Normalizing Bad (and Low-Quality) Prints
There’s a narrative that pops up in almost every Reddit thread about printing miniatures: you should always be chasing the highest possible print quality.
With resin, that's a much easier goal to achieve. With FDM, getting close often takes a lot more time, tuning, and effort. For many people, that extra effort simply isn't worth the return.
Resin absolutely produces better miniatures. But it isn't always an option. Cost, available space, ventilation, health concerns, or simply not wanting another hobby to manage are all perfectly valid reasons to stick with FDM.
Likewise, trying to make FDM indistinguishable from resin isn't always a worthwhile goal either.
That doesn't mean quality FDM miniatures aren't possible.
We've all seen what people like HOHansen and ObscuraNox have achieved. Their work has shown what's possible with enough knowledge and patience, and these days I print almost exclusively using ObscuraNox's settings in Orca Slicer. (Mostly because Bambu Studio still struggles to generate support interfaces consistently without manual intervention.)
But... I also print plenty of low-quality minis.
Trying out a new printer. Printing an army quickly for an upcoming game. Testing different scales. Practice models. Paint mules.
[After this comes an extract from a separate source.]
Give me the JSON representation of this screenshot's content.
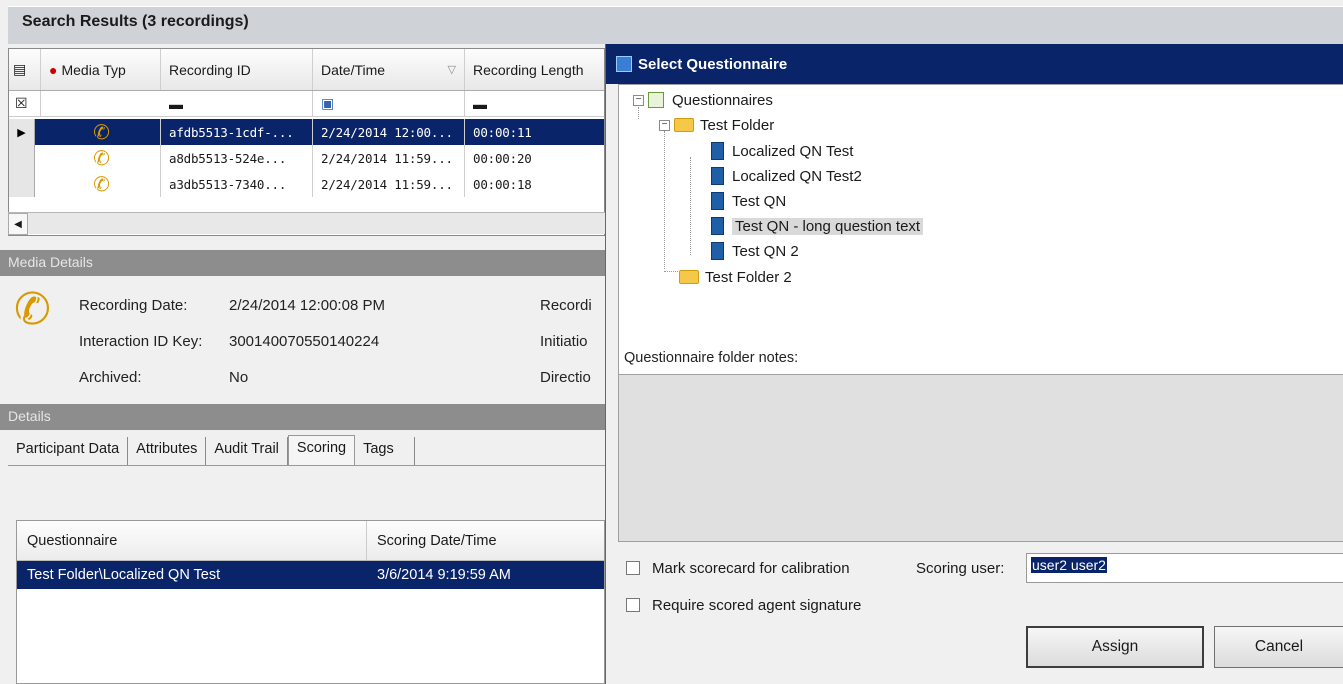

Experimenting with settings.
There are lots of perfectly good reasons to intentionally print something that isn't the absolute best your printer can produce.
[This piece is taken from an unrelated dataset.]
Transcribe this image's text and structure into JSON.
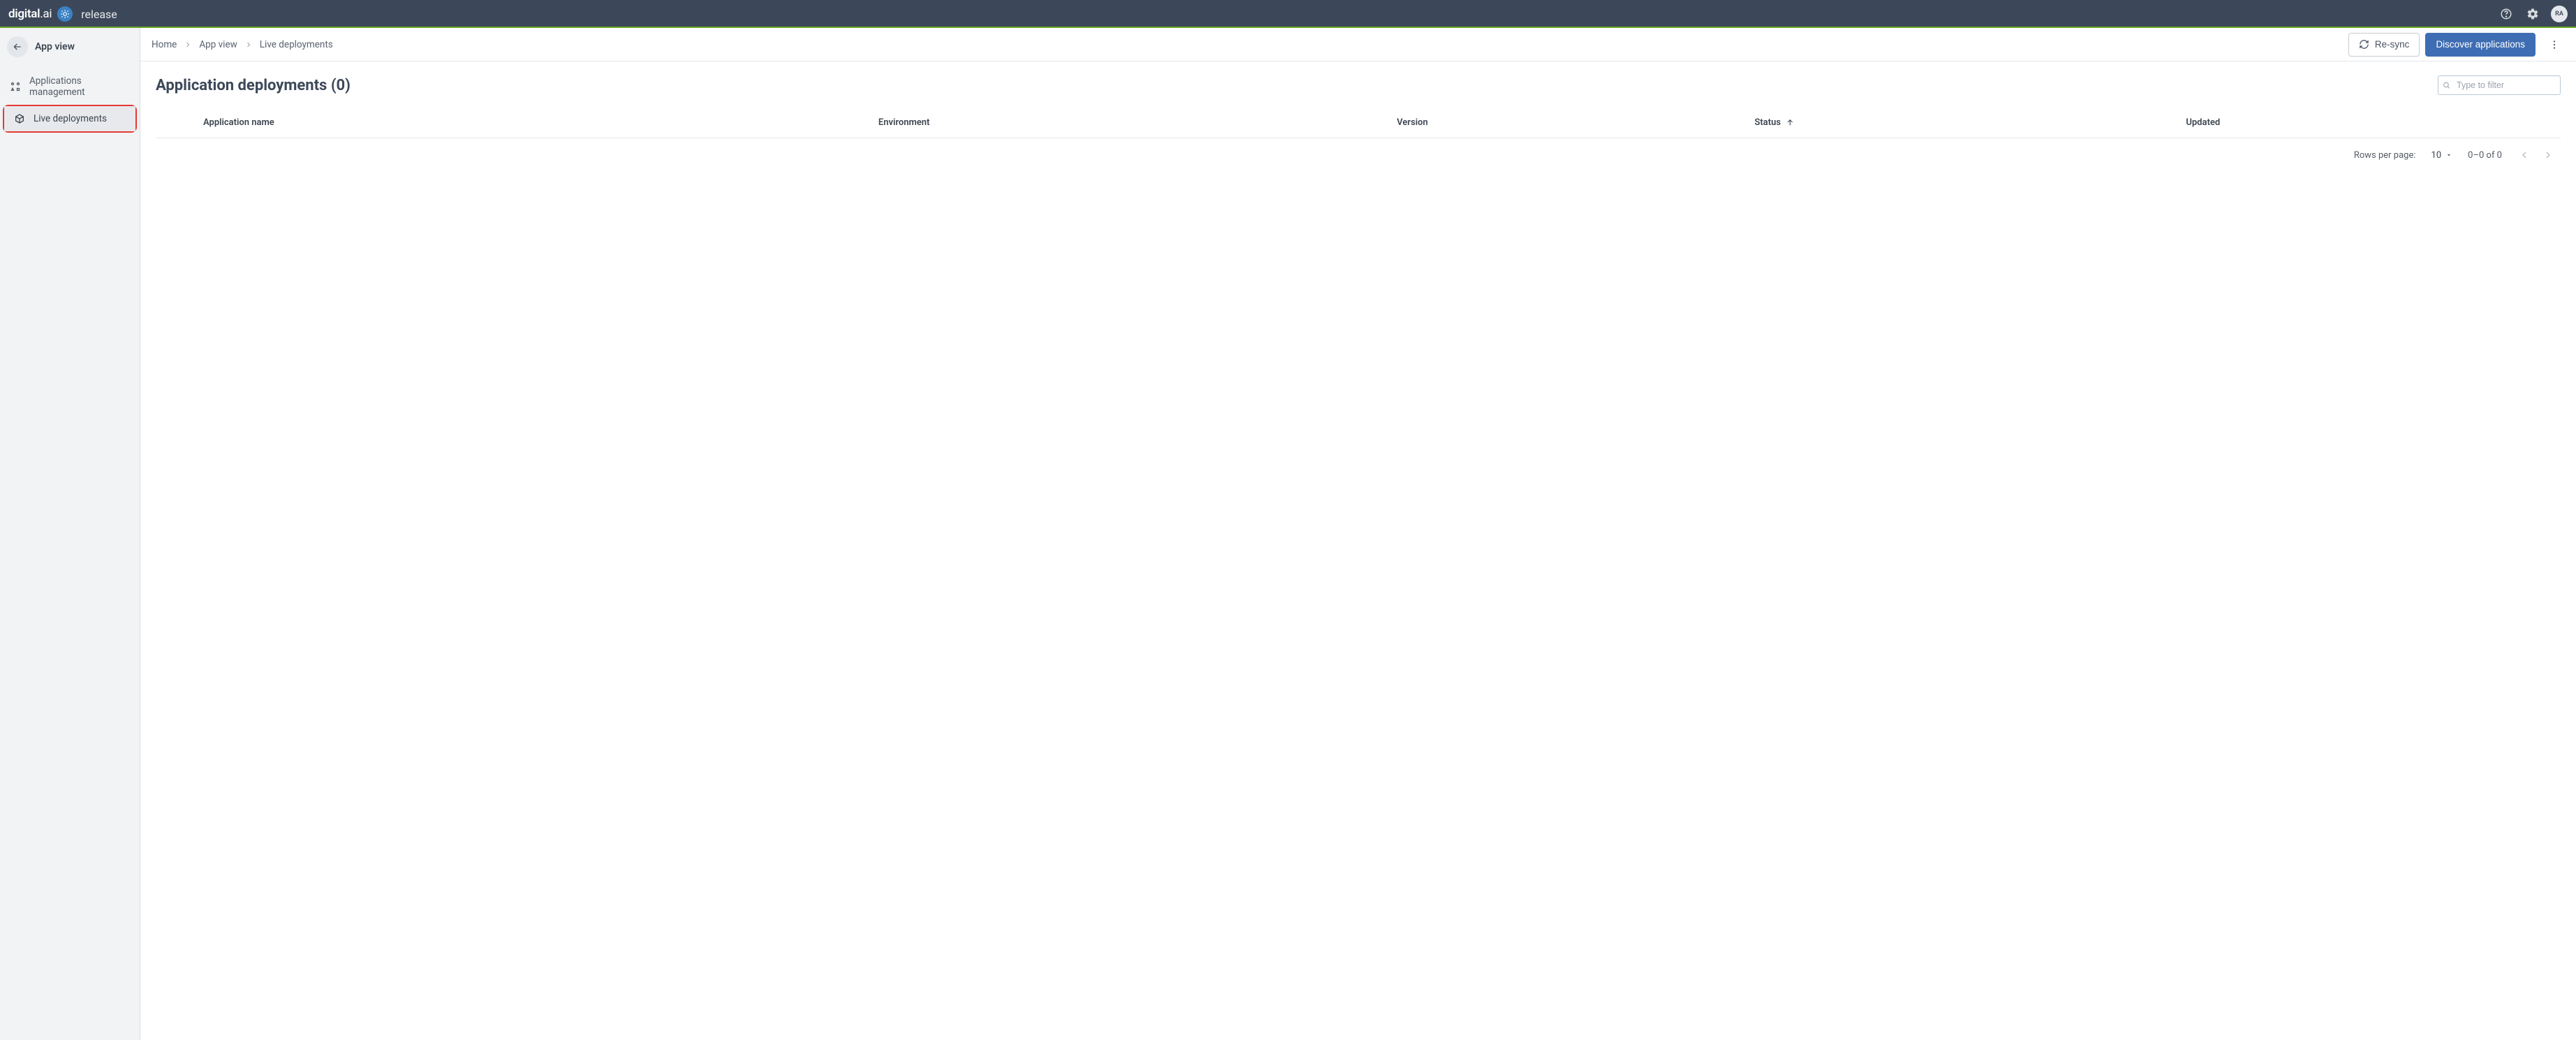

In fact, I'm still a big advocate for a 0.4mm nozzle using Bambu's stock 0.08 mm High Quality profile. Hit print. Go.
For a huge number of people, it's already good enough.
There absolutely is a place for high-quality FDM prints.
But for me, they're the exception rather than the rule. I'm printing miniatures to play games with. Once they're on the tabletop, and especially once they're painted, the differences become much harder to notice than they do under a macro lens on Reddit.
The game comes first. Good-looking models are a bonus.
Which brings me to the point of this post.
There is absolutely a place for low-quality prints.
They're accessible to newcomers, require almost no tuning or experience, and can go from unopened printer to playable miniatures in a matter of hours. And they're often far better than people give them credit for.
Take the models in this photo. (OG prints)
These were printed on a brand-new X2D almost immediately after unboxing.
- 0.4 mm nozzle
- Stock 0.08 mm High Quality profile
- Filament wasn't dried
- No calibration
- Printed in Bambu Studio
- No support interfaces
Quick and dirty.
Originally I wasn't even planning to paint them. I simply wanted to see how quickly I could print an entire Kill Team— roughly two hours per miniature, about sixteen hours total.
Then I found an old can of aluminum spray paint. "Why not?"
From there... Everything went downhill.
I accidentally followed it with what turned out to be a thick gloss yellow spray. The metallic disappeared. The finish became ridiculously shiny.
Then came a homemade wash that didn't quite work. Followed by an overly enthusiastic drybrush. And finally a pretty terrible photo.
By most Reddit standards, these Strikers from Puppetswar should never have seen a gaming table.
Average prints. Questionable paint job. Game over.
Except... After sealing everything with a matte varnish to kill the gloss, they actually turned out...
...not too bad.
Not amazing. Not competition pieces. Just... good.
Good enough that I'm perfectly happy putting them on the table. They already look better than a lot of the sea of grey I see at my local game store.
All from what many people would dismiss as "bad" prints.
More importantly, I learned far more from these models than I would have by chasing perfection.
Spray priming. Washes. Colour choices. Drybrushing. Selective painting. Fast tabletop techniques.
Every one of those lessons came from prints that most people would have told me weren't worth painting in the first place.
Sometimes "good enough" really is good enough.